STEVE CRAIG « » : My question is for the Minister of Transportation and Infrastructure Renewal. The rail blockades are having real effects on real Nova Scotians. Lower Sackville builder Ramar wrote me yesterday stating that a propane supplier that he has ran out of propane yesterday and his business is at a standstill. I will table that letter. This will push back closing dates, drive up costs, and inconvenience dozens of new homeowners and builders.

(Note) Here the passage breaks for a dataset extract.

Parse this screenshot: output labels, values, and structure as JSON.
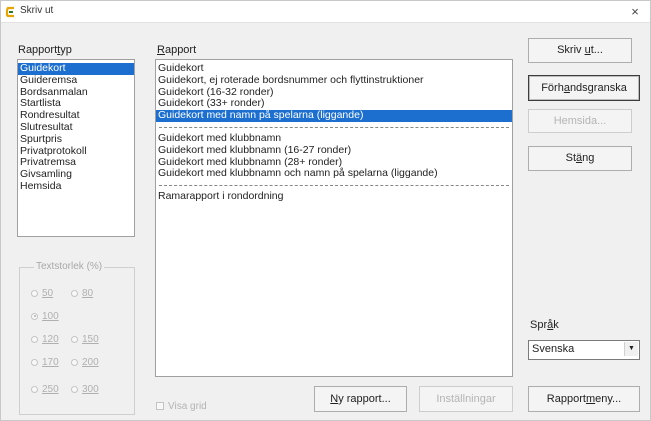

My question for the minister is: What actions has your department taken to secure propane for small business owners like this builder and for people who heat their homes with propane?

HON. LLOYD HINES « » : Thank you for the question. We are acutely aware of the difficult circumstances that have been created by the blockades. I believe the position of this government has been laid out very recently.

I am very happy to report that our superb EMO response process has been alerted and are on standby. They are investigating opportunities that they can help in as this situation continues, if it is not resolved.

STEVE CRAIG « » : Mr. Speaker, I appreciate the sentiment that this is potentially reaching emergency proportions.

When CN had a planned strike, they had contingency plans to get stock rolling within ten days. This is totally unplanned. It will be longer. If the blockades continue, 80 homes built by this builder - one builder - will be affected.

Shortages of materials will drive up prices and eat into the profits of many small businesses in a city and a province where vacancy rates are effectively almost zero. We had examples of that earlier today.

My question to the minister is: Have you contacted your federal counterpart to take urgent action to stop blockades before there is lasting damage to our economy?

LLOYD HINES « » : I thank the member opposite for enumerating the obvious impacts of an interruption in the distribution transportation system . . .

THE SPEAKER « » : Order please. The time allotted for Oral Questions Put by Members to Ministers has expired.


THE SPEAKER « » : The honourable Deputy Government House Leader.

KEITH IRVING « » : That concludes government business for today, Mr. Speaker. I move that the House now rise to meet again on Tuesday, February 25th between the hours of 1:00 p.m. and 6:00 p.m. Business will include the presentation by the Minister of Finance and Treasury Board of the 2020 budget followed by daily routine, Question Period, and time permitting, Second Reading of Bill Nos. 220, 221, 223, and 225.

THE SPEAKER « » : The motion is for the House to adjourn to rise again on Tuesday, February 25th from 1:00 p.m. to 6:00 p.m.

Would all those in favour of the motion, please say Aye. Contrary minded, Nay.

The motion is carried.

The House now stands adjourned until Tuesday, February 25 at 1:00 p.m.